The bear-woman (Ungnyeo 웅녀) was grateful and made offerings to Hwanung. Not long after her transformation, Ungnyeo began to crave a child, but since she had been a beast before she became a woman, no one was willing to wed her. and soon became sad and prayed beneath a “Sindansu” (신단수  ”Divine Betula”) tree to be blessed with a child. Hwanung, moved by her prayers, took her for his wife and soon she gave birth to a son, who was named Dangun Wanggeom (단군왕검), meaning “Altar Prince” or sandalwood.


In 2333 BC, Dangun, forefather of the Korean people, established a kingdom he called Asadal (아사달), meaning “place where the morning sun shines”. It was the first Korean kingdom, around present-day Liaoning, Manchuria, and the Korean Peninsula. This name was later changed to Joseon (조선). It is now called Ancient Joseon or Gojoseon(고조선 “Go” which means Ancient, to distinguish it from the later Joseon kingdom). 

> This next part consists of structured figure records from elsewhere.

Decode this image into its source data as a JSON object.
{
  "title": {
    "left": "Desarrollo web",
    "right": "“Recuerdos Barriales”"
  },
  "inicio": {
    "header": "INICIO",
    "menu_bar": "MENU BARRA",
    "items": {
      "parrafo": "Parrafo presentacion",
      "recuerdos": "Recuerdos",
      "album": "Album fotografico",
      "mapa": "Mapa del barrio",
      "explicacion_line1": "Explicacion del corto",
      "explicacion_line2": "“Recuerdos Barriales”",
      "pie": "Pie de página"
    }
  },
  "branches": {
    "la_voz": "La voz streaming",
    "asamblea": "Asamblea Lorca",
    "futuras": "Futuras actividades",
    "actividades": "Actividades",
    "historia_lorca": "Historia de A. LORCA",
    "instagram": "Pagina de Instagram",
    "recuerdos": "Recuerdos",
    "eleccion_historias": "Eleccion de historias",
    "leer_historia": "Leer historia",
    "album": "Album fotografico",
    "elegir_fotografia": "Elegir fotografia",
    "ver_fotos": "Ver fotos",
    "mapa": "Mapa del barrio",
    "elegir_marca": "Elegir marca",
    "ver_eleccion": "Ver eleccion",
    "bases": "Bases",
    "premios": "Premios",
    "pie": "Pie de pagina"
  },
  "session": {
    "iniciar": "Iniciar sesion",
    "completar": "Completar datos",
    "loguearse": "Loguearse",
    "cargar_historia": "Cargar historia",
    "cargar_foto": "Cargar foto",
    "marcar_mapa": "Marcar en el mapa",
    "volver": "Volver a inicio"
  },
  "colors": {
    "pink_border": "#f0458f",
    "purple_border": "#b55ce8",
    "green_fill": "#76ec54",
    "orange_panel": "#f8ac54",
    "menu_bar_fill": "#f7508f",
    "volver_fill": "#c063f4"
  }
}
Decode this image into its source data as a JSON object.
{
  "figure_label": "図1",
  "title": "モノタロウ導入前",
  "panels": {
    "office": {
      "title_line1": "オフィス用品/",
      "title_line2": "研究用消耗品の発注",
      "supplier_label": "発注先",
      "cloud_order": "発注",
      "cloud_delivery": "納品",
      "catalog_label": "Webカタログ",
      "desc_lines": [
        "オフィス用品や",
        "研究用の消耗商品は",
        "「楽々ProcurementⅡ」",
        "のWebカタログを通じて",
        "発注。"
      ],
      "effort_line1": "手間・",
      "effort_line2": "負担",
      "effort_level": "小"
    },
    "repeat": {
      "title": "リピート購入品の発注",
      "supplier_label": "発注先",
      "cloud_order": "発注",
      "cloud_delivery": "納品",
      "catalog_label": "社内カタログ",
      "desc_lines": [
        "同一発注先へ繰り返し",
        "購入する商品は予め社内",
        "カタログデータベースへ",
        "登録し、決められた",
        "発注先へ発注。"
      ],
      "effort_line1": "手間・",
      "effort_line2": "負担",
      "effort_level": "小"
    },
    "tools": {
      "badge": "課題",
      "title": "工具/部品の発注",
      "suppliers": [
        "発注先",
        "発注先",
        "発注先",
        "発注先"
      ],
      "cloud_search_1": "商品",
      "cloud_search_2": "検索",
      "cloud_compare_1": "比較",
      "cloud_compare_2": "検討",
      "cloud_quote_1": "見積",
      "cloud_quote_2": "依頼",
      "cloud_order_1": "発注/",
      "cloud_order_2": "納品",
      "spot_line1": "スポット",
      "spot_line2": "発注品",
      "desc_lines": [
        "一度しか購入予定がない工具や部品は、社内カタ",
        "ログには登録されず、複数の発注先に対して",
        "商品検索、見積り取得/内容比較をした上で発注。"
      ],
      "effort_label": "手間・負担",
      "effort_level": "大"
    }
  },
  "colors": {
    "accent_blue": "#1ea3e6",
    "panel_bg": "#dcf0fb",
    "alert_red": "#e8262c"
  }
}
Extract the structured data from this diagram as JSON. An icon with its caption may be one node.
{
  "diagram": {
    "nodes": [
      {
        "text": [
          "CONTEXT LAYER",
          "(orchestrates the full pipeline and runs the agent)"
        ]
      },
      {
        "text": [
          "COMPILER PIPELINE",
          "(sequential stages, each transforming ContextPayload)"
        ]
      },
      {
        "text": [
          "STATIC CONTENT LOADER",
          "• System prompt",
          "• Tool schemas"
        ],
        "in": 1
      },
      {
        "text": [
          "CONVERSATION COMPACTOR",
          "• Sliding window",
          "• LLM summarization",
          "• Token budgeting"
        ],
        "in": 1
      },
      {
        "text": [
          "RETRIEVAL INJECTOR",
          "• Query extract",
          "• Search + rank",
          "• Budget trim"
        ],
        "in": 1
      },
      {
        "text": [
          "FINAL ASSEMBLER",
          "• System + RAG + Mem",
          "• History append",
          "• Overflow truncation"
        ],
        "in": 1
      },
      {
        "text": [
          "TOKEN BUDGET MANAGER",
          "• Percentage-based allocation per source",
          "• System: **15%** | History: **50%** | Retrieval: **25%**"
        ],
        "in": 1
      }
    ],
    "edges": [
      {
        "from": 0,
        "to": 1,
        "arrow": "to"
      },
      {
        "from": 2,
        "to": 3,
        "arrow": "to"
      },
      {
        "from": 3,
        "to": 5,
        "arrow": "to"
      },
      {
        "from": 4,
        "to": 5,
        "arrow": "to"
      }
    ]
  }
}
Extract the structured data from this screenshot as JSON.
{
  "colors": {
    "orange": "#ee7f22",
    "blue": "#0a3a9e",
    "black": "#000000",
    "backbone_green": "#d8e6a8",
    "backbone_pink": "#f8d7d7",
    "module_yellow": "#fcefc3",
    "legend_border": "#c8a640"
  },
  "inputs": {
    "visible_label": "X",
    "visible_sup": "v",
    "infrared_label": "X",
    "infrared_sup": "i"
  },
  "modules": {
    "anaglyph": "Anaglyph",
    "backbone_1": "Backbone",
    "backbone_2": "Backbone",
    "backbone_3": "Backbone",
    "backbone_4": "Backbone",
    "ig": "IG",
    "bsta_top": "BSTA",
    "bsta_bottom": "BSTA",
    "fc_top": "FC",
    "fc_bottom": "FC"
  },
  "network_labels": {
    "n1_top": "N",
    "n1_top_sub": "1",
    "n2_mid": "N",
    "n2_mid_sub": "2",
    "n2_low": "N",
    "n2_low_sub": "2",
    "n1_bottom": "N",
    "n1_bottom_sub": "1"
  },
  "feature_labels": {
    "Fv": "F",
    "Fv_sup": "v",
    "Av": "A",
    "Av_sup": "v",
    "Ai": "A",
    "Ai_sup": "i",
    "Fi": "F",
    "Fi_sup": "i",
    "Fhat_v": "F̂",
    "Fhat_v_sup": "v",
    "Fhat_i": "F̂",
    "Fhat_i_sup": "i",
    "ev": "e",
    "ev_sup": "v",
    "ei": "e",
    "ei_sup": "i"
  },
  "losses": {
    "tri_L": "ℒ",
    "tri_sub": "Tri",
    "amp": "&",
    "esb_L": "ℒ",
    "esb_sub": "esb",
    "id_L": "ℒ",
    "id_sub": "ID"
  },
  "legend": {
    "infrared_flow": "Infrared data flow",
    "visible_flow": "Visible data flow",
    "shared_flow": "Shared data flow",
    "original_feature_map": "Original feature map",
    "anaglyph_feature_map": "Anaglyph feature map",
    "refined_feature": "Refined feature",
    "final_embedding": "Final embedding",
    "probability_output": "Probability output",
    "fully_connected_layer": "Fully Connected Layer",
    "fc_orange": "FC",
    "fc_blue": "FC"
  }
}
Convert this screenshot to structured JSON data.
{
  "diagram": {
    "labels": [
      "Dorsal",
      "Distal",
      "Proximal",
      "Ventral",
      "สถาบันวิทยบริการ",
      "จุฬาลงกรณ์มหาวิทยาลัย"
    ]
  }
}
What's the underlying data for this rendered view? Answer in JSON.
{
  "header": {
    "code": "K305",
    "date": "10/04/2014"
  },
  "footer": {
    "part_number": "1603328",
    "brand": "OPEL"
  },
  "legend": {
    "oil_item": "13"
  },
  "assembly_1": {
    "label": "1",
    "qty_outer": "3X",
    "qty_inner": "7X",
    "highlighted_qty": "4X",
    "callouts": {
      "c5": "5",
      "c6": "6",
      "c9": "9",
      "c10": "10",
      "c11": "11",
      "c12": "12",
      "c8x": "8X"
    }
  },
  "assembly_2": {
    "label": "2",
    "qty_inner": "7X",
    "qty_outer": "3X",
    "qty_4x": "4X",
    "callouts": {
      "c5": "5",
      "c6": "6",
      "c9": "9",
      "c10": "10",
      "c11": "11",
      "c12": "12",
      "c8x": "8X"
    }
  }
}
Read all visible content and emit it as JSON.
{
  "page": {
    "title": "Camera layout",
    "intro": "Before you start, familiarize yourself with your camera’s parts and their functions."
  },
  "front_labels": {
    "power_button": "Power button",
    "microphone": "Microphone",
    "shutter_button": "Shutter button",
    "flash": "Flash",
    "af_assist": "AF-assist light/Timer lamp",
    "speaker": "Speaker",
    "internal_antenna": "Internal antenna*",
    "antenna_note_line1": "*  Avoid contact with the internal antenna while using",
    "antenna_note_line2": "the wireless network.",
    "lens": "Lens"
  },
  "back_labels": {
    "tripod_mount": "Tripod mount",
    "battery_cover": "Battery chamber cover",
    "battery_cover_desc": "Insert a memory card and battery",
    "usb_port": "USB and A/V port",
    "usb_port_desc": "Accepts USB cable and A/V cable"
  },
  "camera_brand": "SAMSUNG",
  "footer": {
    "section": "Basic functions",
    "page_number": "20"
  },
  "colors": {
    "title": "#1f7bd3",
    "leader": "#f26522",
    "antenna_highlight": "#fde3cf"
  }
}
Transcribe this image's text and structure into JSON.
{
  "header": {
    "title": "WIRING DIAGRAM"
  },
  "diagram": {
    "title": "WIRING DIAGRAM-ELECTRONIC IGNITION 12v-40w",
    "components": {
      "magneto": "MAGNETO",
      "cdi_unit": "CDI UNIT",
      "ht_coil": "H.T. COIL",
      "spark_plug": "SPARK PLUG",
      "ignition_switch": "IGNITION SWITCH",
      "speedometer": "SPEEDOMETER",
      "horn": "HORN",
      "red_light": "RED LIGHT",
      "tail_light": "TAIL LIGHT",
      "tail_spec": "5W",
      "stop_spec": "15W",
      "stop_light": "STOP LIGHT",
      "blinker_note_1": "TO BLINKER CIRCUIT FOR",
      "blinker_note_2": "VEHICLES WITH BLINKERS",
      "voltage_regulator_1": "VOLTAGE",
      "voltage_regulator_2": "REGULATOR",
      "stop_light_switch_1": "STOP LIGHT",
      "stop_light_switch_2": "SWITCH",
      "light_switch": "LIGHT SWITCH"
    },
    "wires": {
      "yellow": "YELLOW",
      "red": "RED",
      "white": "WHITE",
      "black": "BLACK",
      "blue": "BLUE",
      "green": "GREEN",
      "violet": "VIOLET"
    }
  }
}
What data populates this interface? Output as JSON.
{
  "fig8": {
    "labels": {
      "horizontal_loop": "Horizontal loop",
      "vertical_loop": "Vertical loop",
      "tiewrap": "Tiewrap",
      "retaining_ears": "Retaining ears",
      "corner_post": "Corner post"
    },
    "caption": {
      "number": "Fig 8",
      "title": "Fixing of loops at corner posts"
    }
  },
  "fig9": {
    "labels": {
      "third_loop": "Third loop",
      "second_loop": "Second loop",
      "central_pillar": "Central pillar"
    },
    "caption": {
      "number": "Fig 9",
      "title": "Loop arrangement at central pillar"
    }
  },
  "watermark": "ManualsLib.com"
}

Legend has it that Dangun ruled undisturbed for one thousand five hundred years. He is said to have lived until he was 1,908 years of age, at which point he decided to leave the mortal lands and headed for the quiet of the mountains where he became a divine spirit of the mountain, or Sansillyeong (산신령).

The Controversy

In the 1990s, North Korea claimed it had found and excavated parts of the Mausoleum of Dangun in Kangdong near Pyongyang. North Korea also claimed they found evidence proving Kim Il sung was a descendant of Tangun, indicating that Tangun is indeed a historical figure rather than just a mythological figure. They claimed that, “Tan’gun is now a historical figure who founded the first Korean state about 3000 B.C.E. which centered around Pyŏngyan” and eventually claiming it that the river Taedong was the birthplace of civilization. To further read about Tangun and the influence on North and South Korean history, read this


As a visitor’s website claims, “Thanks to the correct policy of the Workers’ Party of Korea for preserving our nation’s cultural relics, Tangun, who was thought for thousands of years to have been a mythical being, was proved to have been a real person, and his tomb perfectly reconstructed in less than a year.”